The main water tap below is dry so Maya and
Didi are looking for other sources. The
Chinese 12 are without hot water for their thermoses. Shanti. In their western
clothes and fashionably dyed hair the people from the middle kingdom now look
like the rest of us but they still lack an understanding of how it all works
outside in the free world. Laxman joyfully mocked the girls who don’t have
access to Facebook. Yes, it is a
wonderful thing for you to get out of your country and see freedom of speech in
action. Set up an address in the US and
then get a VPN so you can bypass Beijing’s ignorant firewalls. What do they fear, they’re not afraid of
issuing you a passport now because they know you’ll come back. I tell you go back and push for liberty.
Yesterday was the last day of the Tibetan’s new
year festivities and I missed the Vajra dance two days earlier. Well, for a
three hour walk the Seti didn’t disappoint. At its edge the rapids drowned out Pink Floyd.
“So, so you think you can tell, heaven from hell”
I read the Pope is resigning. Can you imagine Jesus getting really old (the
Kashmiris believe this) and saying, I’m just too tired and I feel like crap. Peter, the rest, resigning from a position
that is supposed to link man with God. I
ignore hints and instincts now thinking this means anything for humanity. The dude just got old and he is only
human. Divinely appointed perhaps not
this time.
Three rooms of Chinese tonight including a man
and his wife and son who walked from Dhamphus, normally a six hour trek, ten
hours. Their guide told me over the fire
they’re not in any shape and were stopping constantly.
After doing the beds it was to the dining room
and for the afternoon I looked at jobs on-line.

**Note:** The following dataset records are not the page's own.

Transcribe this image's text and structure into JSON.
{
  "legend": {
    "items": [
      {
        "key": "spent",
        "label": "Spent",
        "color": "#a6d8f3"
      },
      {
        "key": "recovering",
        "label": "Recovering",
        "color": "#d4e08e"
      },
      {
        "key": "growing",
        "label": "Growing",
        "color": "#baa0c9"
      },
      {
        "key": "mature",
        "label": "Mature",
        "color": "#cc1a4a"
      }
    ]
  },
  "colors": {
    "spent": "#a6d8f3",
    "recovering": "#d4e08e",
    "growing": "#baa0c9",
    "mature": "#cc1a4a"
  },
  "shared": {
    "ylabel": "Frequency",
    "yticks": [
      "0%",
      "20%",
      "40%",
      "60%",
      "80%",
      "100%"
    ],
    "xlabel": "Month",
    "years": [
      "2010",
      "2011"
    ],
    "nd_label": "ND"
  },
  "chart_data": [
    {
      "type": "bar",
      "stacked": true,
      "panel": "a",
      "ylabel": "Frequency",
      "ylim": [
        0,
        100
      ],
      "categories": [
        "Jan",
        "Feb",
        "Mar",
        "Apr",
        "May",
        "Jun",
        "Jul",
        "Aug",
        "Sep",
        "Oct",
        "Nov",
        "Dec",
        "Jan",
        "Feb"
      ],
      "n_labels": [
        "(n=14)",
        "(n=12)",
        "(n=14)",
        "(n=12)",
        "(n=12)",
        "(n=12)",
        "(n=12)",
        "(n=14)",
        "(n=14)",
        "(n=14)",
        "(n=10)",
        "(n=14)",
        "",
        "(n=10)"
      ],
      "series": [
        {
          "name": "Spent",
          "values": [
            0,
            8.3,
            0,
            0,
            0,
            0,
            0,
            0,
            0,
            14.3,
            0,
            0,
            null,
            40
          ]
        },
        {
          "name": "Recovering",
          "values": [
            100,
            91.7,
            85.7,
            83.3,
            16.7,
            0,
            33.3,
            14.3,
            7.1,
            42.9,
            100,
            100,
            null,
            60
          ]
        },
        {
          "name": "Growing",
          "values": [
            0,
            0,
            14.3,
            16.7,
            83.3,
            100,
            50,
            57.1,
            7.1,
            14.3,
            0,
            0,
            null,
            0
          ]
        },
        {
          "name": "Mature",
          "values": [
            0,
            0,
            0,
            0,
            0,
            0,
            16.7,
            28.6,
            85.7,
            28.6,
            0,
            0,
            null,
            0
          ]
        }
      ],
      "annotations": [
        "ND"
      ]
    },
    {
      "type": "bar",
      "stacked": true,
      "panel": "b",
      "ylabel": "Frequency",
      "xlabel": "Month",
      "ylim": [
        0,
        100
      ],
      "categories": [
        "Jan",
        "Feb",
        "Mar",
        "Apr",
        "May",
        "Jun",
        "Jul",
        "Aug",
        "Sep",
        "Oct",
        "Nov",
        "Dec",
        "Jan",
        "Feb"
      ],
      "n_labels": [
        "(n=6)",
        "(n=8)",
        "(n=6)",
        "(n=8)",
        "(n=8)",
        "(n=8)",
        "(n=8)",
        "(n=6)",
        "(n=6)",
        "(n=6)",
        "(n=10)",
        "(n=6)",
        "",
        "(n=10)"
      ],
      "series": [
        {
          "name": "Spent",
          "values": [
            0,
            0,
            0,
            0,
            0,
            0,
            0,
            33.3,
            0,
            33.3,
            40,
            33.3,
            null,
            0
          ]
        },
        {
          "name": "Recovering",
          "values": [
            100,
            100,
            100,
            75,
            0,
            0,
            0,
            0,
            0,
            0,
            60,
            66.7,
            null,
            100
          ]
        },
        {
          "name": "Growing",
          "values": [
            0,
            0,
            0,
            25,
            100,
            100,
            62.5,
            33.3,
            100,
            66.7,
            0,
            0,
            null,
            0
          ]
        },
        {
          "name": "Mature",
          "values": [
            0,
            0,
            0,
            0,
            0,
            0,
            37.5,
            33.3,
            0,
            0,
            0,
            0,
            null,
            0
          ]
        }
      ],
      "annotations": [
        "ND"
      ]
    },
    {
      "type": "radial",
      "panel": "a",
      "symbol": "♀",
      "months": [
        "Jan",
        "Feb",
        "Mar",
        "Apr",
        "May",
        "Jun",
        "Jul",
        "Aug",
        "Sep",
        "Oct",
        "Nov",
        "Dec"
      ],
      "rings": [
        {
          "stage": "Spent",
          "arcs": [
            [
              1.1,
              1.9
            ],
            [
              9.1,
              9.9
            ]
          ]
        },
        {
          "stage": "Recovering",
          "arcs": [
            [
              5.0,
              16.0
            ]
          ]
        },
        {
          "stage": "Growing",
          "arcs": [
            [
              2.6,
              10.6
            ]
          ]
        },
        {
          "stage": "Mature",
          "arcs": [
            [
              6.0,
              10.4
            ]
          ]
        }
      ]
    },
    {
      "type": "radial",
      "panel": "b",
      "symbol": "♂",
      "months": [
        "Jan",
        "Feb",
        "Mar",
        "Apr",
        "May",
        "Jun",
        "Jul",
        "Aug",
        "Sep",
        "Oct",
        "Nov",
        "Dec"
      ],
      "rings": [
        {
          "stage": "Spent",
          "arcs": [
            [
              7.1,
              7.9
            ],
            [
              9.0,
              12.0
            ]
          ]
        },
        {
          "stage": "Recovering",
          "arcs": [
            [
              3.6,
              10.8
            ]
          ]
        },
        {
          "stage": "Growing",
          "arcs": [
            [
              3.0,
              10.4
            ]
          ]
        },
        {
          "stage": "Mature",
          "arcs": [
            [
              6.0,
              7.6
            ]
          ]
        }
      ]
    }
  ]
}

The windows are closing. I sent
my cv to a dubious school in Kabul and I almost sent one to Yemen. These isolating jobs are not what I need or
want but I have to go somewhere. I think
I would do fine in Thailand but it’s going there and getting established and
knocking on university doors with all my papers and looking well dressed and
shit, how can I do it.
2.13.13
I can’t just wait for something to happen. If I want to live in KSA then I’ll have to
return to the states and live in on the streets somewhere before I can get an
interview. How would I smell, what would
I look like? Money, blasted stinking
money. Peace-Shanti-Heping.
I handed the woman who works at a university in
Xi’an my email and wrote at the top of the paper ‘peace’ in Chinese
script. “This is your Chinese name?” she
asked. Well no, but it could be I
guess. The night before I talked with
her well-traveled husband about censorship and how savvy today’s young educated
and mobile generation with their VPN’s smell Beijing’s fear like a poopy diaper
and want to know more. The couple had
worked at USC for a year and saw a free society with free flow of information
doesn’t produce anarchy and dissent, oh there are exceptions, but intelligent
people know the difference and he knew that too but perhaps it’s unimaginable to
ponder how a billion plus opinions would change everything.
And then I asked him if a time was coming when
the people would be allowed to vote for officials at the highest levels of
government and the man who kept saying ‘Jesus’ (you’ve been here six months? You heat your drinking water over a fire?
You’ve been to Tufulan? I’ve never been
to Tufulan) said it wouldn’t happen in his lifetime. Jesus, man, if it can sort of work in India
why not in Beijing, if numbers are the only fear, I’m sure we could think of
other fears, let’s talk about the Dalai Lama, eh?